A hierarchical first-principles study has been performed to reveal the roles of mass, structure, and atomic bond strength in phonon spectra, phonon anharmonicity, thermal expansion, and thermomechanics of single-layer Mo and W dichalcogenides (MX2, X = S, Se, and Te). The strength of the M–X bond is determined by the competition between ionicity and covalency and increases (decreases) with increasing the cation (anion) nucleon number. The total mass and cation–anion mass ratio isotopically influence phonon frequencies. The twofold lattice dimensionality renders the bending ZA mode with parabolic dispersion and negative Grüneisen constant (γ). While nonorthogonal bonds lead to interdirection vibrational hybridizations, which increases γZA but decreases γTA and γLA. The minima of γTA and γLA decrease with decreasing bond strength and become negative in MTe2. MX2 always has a negative thermal expansion at low temperatures (T < 50 K) due to the advanced excitation of those low negative-γ ZA modes.
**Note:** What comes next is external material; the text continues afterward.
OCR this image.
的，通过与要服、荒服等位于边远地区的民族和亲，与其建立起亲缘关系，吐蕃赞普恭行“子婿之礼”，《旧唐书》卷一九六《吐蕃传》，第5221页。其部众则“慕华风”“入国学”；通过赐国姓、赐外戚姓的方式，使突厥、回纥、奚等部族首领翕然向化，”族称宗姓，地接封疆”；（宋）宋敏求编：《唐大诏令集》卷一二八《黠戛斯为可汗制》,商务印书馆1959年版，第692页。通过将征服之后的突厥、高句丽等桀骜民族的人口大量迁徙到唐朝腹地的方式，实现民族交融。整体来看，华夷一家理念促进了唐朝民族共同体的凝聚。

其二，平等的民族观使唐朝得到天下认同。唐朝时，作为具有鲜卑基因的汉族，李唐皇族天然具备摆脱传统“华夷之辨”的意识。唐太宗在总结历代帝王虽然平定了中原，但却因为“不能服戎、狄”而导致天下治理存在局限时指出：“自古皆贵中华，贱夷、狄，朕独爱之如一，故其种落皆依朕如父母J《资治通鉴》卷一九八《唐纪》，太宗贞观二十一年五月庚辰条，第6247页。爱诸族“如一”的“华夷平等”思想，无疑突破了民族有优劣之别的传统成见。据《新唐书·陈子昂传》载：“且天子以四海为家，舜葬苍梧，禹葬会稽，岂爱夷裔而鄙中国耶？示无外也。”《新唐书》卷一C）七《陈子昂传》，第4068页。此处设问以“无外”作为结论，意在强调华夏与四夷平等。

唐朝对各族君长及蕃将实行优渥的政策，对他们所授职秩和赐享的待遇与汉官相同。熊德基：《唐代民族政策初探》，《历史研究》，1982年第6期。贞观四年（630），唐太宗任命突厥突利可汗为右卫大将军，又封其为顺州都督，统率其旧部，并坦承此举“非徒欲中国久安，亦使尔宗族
At higher temperatures, the excitation of other positive-γ modes results in positive thermal expansion. Additionally, thermal expansion is determined jointly by lattice stiffness, phonon excitation, and phonon anharmonicity. The contributions of these involved factors are quantitatively disentangled here, and their relationships with mass, structure, and bond strength are revealed. The softening of the bulk modulus of MX2 under heating is mainly caused by thermal expansion, which is partially canceled by the stiffening effect from phonon excitation. Both bulk modulus and its thermal softening rate decrease with anion nucleon number, due to the decrease in bond strength and bond-strength anharmonicity, respectively.